Hideo isn’t happy but at least he has the perfect relationship. After a grueling day waiting tables, he comes home to his beautiful girlfriend, Nozomi, and unloads his problems on her while she listens patiently. Following a relaxing co-ed bath, he unloads on her in another way. She’s always up for it. She was created for that very purpose. Nozomi is a sex doll. And she’s the only satisfying thing in Hideo’s sad, bitter life. Until one day, without warning, she comes to life.
For Nozomi, “finding a heart” is at once a blessing and a curse. Instead of waiting in bed, naked and undignified, for Hideo to come home, Nozomi now has freedom to leave the house and learn what it means to be human. Unfortunately, being human kind of sucks. There are many stories in the naked city, all of them terribly tragic. There’s a bulimic girl who sits alone in her apartment gorging herself on junk food, an insecure woman who is having a hard time dealing with her aging body, a single father and his young daughter and a man who eats the same meal alone every night.
Though she barely understands what a movie is, Nozomi somehow lands a job at the local video store (I’m sure applying in a sexy maid’s outfit didn’t hurt). It’s not long before she starts to fall for a fellow clerk named Jonichi. He takes her on dates and patiently answers her rudimentary questions about life and death. He doesn’t seem at all phased by her affinity for garbage or her lack of general knowledge. Granted his tolerance of her eccentricities may have more to do with her appearance than he lets on.
Nozomi’s independence is limited because she still must beat Hideo home each evening and pretend to be inanimate. Now intimacy with Hideo is more than just creepy. She’s become his sex slave. It really drives home (no pun intended) the notion of how much of the fun of sex is in the consent.

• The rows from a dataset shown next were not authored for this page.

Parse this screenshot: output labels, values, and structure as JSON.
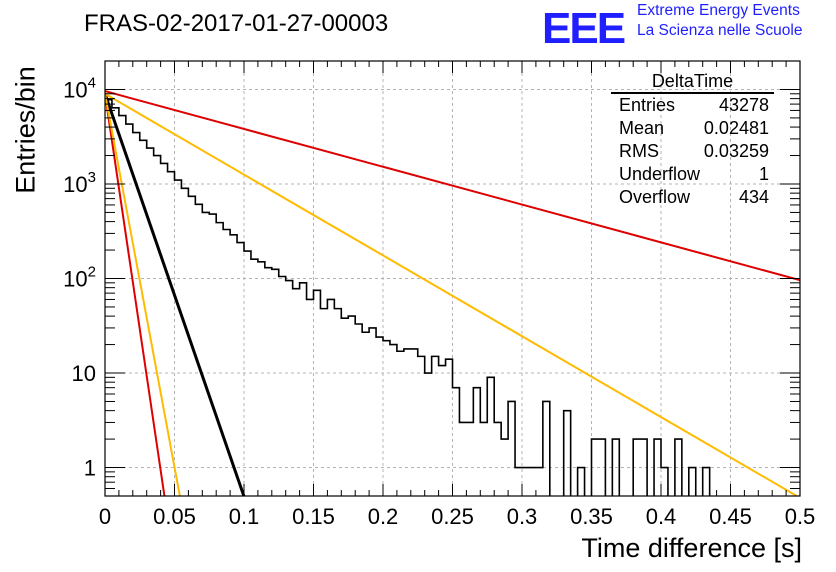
{
  "title": "FRAS-02-2017-01-27-00003",
  "logo": {
    "mark": "EEE",
    "line1": "Extreme Energy Events",
    "line2": "La Scienza nelle Scuole",
    "color": "#1f1fff"
  },
  "stats": {
    "name": "DeltaTime",
    "rows": [
      {
        "label": "Entries",
        "value": "43278"
      },
      {
        "label": "Mean",
        "value": "0.02481"
      },
      {
        "label": "RMS",
        "value": "0.03259"
      },
      {
        "label": "Underflow",
        "value": "1"
      },
      {
        "label": "Overflow",
        "value": "434"
      }
    ]
  },
  "chart_data": {
    "type": "line",
    "xlabel": "Time difference [s]",
    "ylabel": "Entries/bin",
    "xlim": [
      0,
      0.5
    ],
    "ylim": [
      0.5,
      20000
    ],
    "yscale": "log",
    "grid": true,
    "x_ticks": [
      "0",
      "0.05",
      "0.1",
      "0.15",
      "0.2",
      "0.25",
      "0.3",
      "0.35",
      "0.4",
      "0.45",
      "0.5"
    ],
    "y_ticks": [
      {
        "value": 1,
        "label": "1"
      },
      {
        "value": 10,
        "label": "10"
      },
      {
        "value": 100,
        "label": "10",
        "exp": "2"
      },
      {
        "value": 1000,
        "label": "10",
        "exp": "3"
      },
      {
        "value": 10000,
        "label": "10",
        "exp": "4"
      }
    ],
    "histogram": {
      "color": "#000000",
      "bin_width": 0.005,
      "counts": [
        7800,
        6400,
        5300,
        4300,
        3500,
        2900,
        2400,
        2000,
        1650,
        1350,
        1100,
        900,
        740,
        610,
        500,
        480,
        390,
        330,
        290,
        240,
        195,
        160,
        150,
        130,
        125,
        105,
        95,
        78,
        90,
        60,
        75,
        48,
        60,
        48,
        38,
        40,
        33,
        27,
        30,
        24,
        22,
        20,
        17,
        18,
        18,
        15,
        10,
        15,
        12,
        14,
        7,
        3,
        3,
        7,
        3,
        9,
        3,
        2,
        5,
        1,
        1,
        1,
        1,
        5,
        0,
        0,
        4,
        0,
        1,
        0,
        2,
        2,
        0,
        2,
        0,
        0,
        2,
        2,
        0,
        2,
        1,
        0,
        2,
        0,
        1,
        0,
        1,
        0,
        0,
        0,
        0,
        0,
        0,
        0,
        0,
        0,
        0,
        0,
        0,
        0
      ]
    },
    "series": [
      {
        "color": "#000000",
        "y0": 9000,
        "slope_per_unit_x": -42.6
      },
      {
        "color": "#dd0000",
        "y0": 9600,
        "slope_per_unit_x": -4.0
      },
      {
        "color": "#ffbb00",
        "y0": 9000,
        "slope_per_unit_x": -8.55
      },
      {
        "color": "#dd0000",
        "y0": 9000,
        "slope_per_unit_x": -99.5
      },
      {
        "color": "#ffbb00",
        "y0": 9000,
        "slope_per_unit_x": -79.0
      }
    ]
  }
}
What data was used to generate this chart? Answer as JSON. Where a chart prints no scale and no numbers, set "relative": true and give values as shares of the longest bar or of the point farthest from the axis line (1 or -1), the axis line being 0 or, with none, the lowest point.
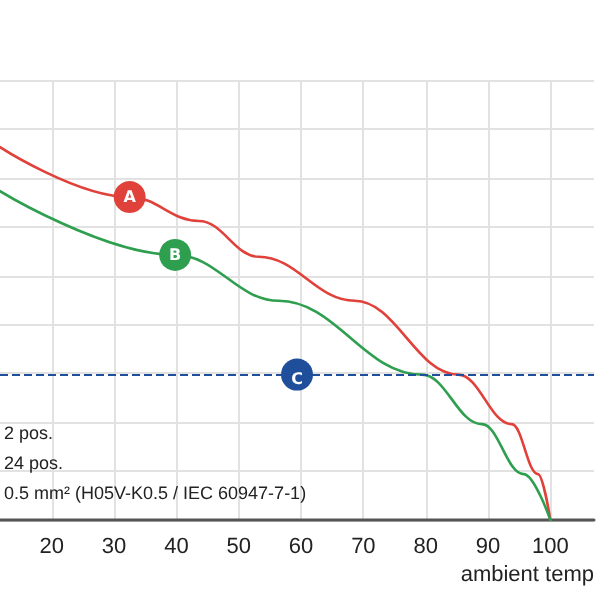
{
  "chart_data": {
    "type": "line",
    "relative": true,
    "xlabel": "ambient temp",
    "xlim": [
      11.7,
      107
    ],
    "xticks": [
      20,
      30,
      40,
      50,
      60,
      70,
      80,
      90,
      100
    ],
    "grid": true,
    "marker": "none",
    "line_style": "solid",
    "series": [
      {
        "color": "#e0413a",
        "x": [
          11.7,
          32.5,
          43.6,
          53.2,
          68.6,
          85.2,
          93.8,
          98,
          100
        ],
        "values": [
          1,
          0.866,
          0.802,
          0.706,
          0.588,
          0.39,
          0.257,
          0.123,
          0
        ]
      },
      {
        "color": "#2e9e4f",
        "x": [
          11.7,
          39.8,
          56.4,
          79.4,
          89,
          95.7,
          100
        ],
        "values": [
          0.882,
          0.711,
          0.588,
          0.39,
          0.257,
          0.123,
          0
        ]
      }
    ],
    "ref_lines": [
      {
        "axis": "y",
        "value": 0.39,
        "label": "C",
        "color": "#1f4e9a",
        "line_style": "dashed"
      }
    ],
    "annotations": [
      {
        "text": "A",
        "x": 32.5,
        "y": 0.866
      },
      {
        "text": "B",
        "x": 39.8,
        "y": 0.711
      },
      "2 pos.",
      "24 pos.",
      "0.5 mm² (H05V-K0.5 / IEC 60947-7-1)"
    ]
  }
}
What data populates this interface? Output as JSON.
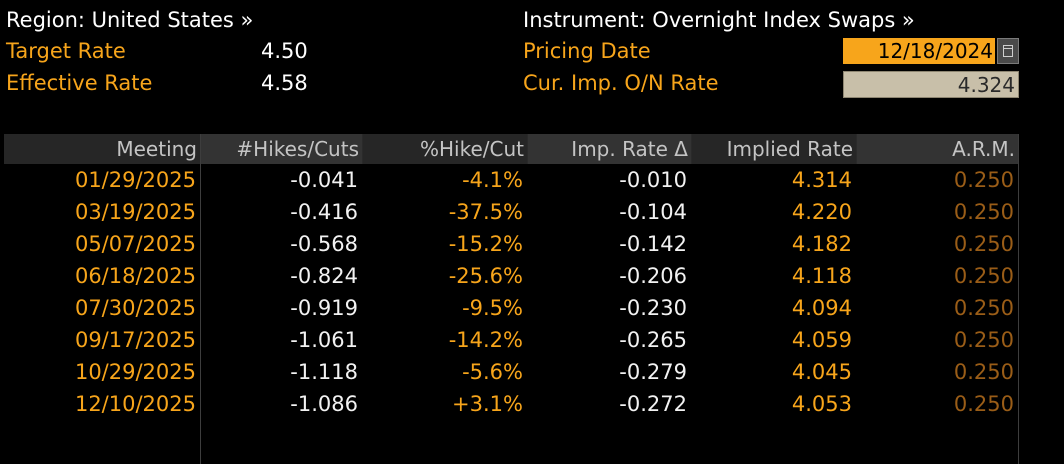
{
  "header": {
    "region_label": "Region: United States »",
    "instrument_label": "Instrument: Overnight Index Swaps »",
    "target_rate_label": "Target Rate",
    "target_rate_value": "4.50",
    "effective_rate_label": "Effective Rate",
    "effective_rate_value": "4.58",
    "pricing_date_label": "Pricing Date",
    "pricing_date_value": "12/18/2024",
    "cur_imp_label": "Cur. Imp. O/N Rate",
    "cur_imp_value": "4.324"
  },
  "table": {
    "columns": [
      "Meeting",
      "#Hikes/Cuts",
      "%Hike/Cut",
      "Imp. Rate Δ",
      "Implied Rate",
      "A.R.M."
    ],
    "rows": [
      [
        "01/29/2025",
        "-0.041",
        "-4.1%",
        "-0.010",
        "4.314",
        "0.250"
      ],
      [
        "03/19/2025",
        "-0.416",
        "-37.5%",
        "-0.104",
        "4.220",
        "0.250"
      ],
      [
        "05/07/2025",
        "-0.568",
        "-15.2%",
        "-0.142",
        "4.182",
        "0.250"
      ],
      [
        "06/18/2025",
        "-0.824",
        "-25.6%",
        "-0.206",
        "4.118",
        "0.250"
      ],
      [
        "07/30/2025",
        "-0.919",
        "-9.5%",
        "-0.230",
        "4.094",
        "0.250"
      ],
      [
        "09/17/2025",
        "-1.061",
        "-14.2%",
        "-0.265",
        "4.059",
        "0.250"
      ],
      [
        "10/29/2025",
        "-1.118",
        "-5.6%",
        "-0.279",
        "4.045",
        "0.250"
      ],
      [
        "12/10/2025",
        "-1.086",
        "+3.1%",
        "-0.272",
        "4.053",
        "0.250"
      ]
    ]
  },
  "icons": {
    "calendar": "calendar-icon"
  },
  "colors": {
    "accent": "#f7a51b",
    "text": "#ffffff",
    "arm_dim": "#9a5d17",
    "input_bg": "#c8bfa9"
  }
}
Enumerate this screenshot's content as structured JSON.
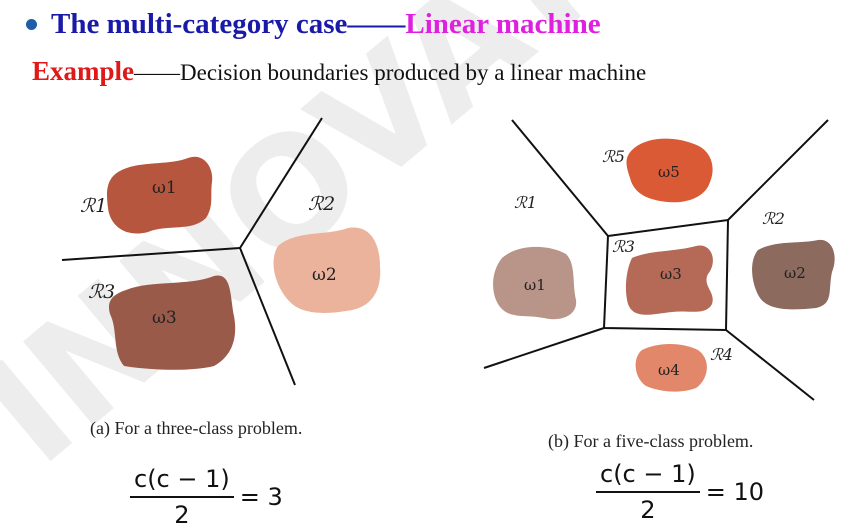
{
  "title": {
    "main": "The multi-category case——",
    "accent": "Linear machine",
    "colors": {
      "main": "#1a1aa8",
      "accent": "#e020e0",
      "bullet": "#1e5ea8"
    }
  },
  "subtitle": {
    "example": "Example",
    "dash": "——",
    "description": "Decision boundaries produced by a linear machine"
  },
  "watermark": {
    "text": "INNOVATISE"
  },
  "diagram_a": {
    "regions": {
      "r1": "ℛ1",
      "r2": "ℛ2",
      "r3": "ℛ3"
    },
    "classes": {
      "w1": "ω1",
      "w2": "ω2",
      "w3": "ω3"
    },
    "colors": {
      "w1": "#b6563e",
      "w2": "#ebb39c",
      "w3": "#9a5a4a"
    },
    "caption": "(a) For a three-class problem.",
    "formula": {
      "numerator": "c(c − 1)",
      "denominator": "2",
      "result": "= 3"
    }
  },
  "diagram_b": {
    "regions": {
      "r1": "ℛ1",
      "r2": "ℛ2",
      "r3": "ℛ3",
      "r4": "ℛ4",
      "r5": "ℛ5"
    },
    "classes": {
      "w1": "ω1",
      "w2": "ω2",
      "w3": "ω3",
      "w4": "ω4",
      "w5": "ω5"
    },
    "colors": {
      "w1": "#b89489",
      "w2": "#8c6a5e",
      "w3": "#b46a56",
      "w4": "#e2876a",
      "w5": "#da5a36"
    },
    "caption": "(b) For a five-class problem.",
    "formula": {
      "numerator": "c(c − 1)",
      "denominator": "2",
      "result": "= 10"
    }
  }
}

“Air Doll” is beautifully shot and performed. Doona Bae is marvelous as Nozomi. Her movements are as light and airy as the role requires. Though her face is absolutely doll-like, she somehow exudes both innocence and pain. But director Hirokazu Koreeda’s take on the human condition contains so much darkness that a peppering of jokes does little to lighten the mood. His message seems to be that life is lonely and that even when we do find someone, we’ll just end up hurting him or her in the end. Though Nozomi has essentially gained autonomy, there is little hope for her happiness, nor for the happiness of any of the other characters with which she crosses paths. The adult world is no place for someone with a child’s mind. Especially when that person is a sexy lady. She’s physically vulnerable as well. Though she has a soul, she is still a doll. She cannot eat, her seams are visible and she’s susceptible to accidental deflation. What’s worse, she doesn’t know how to control the power that she does have. Fundamentally, Nozomi is a beautiful version of Frankenstein’s Monster.
There’s little hope for the human characters in “Air Doll” as well. Nozomi laments that life is constructed in such a way that no one can do it alone. But finding someone to share it with doesn’t seem to solve anything either. Even meeting her creator leaves more questions than answers for her and the audience. Her God is kind but he can’t help. He just keeps creating and leaves his children to fend for themselves in a cruel world. Typical.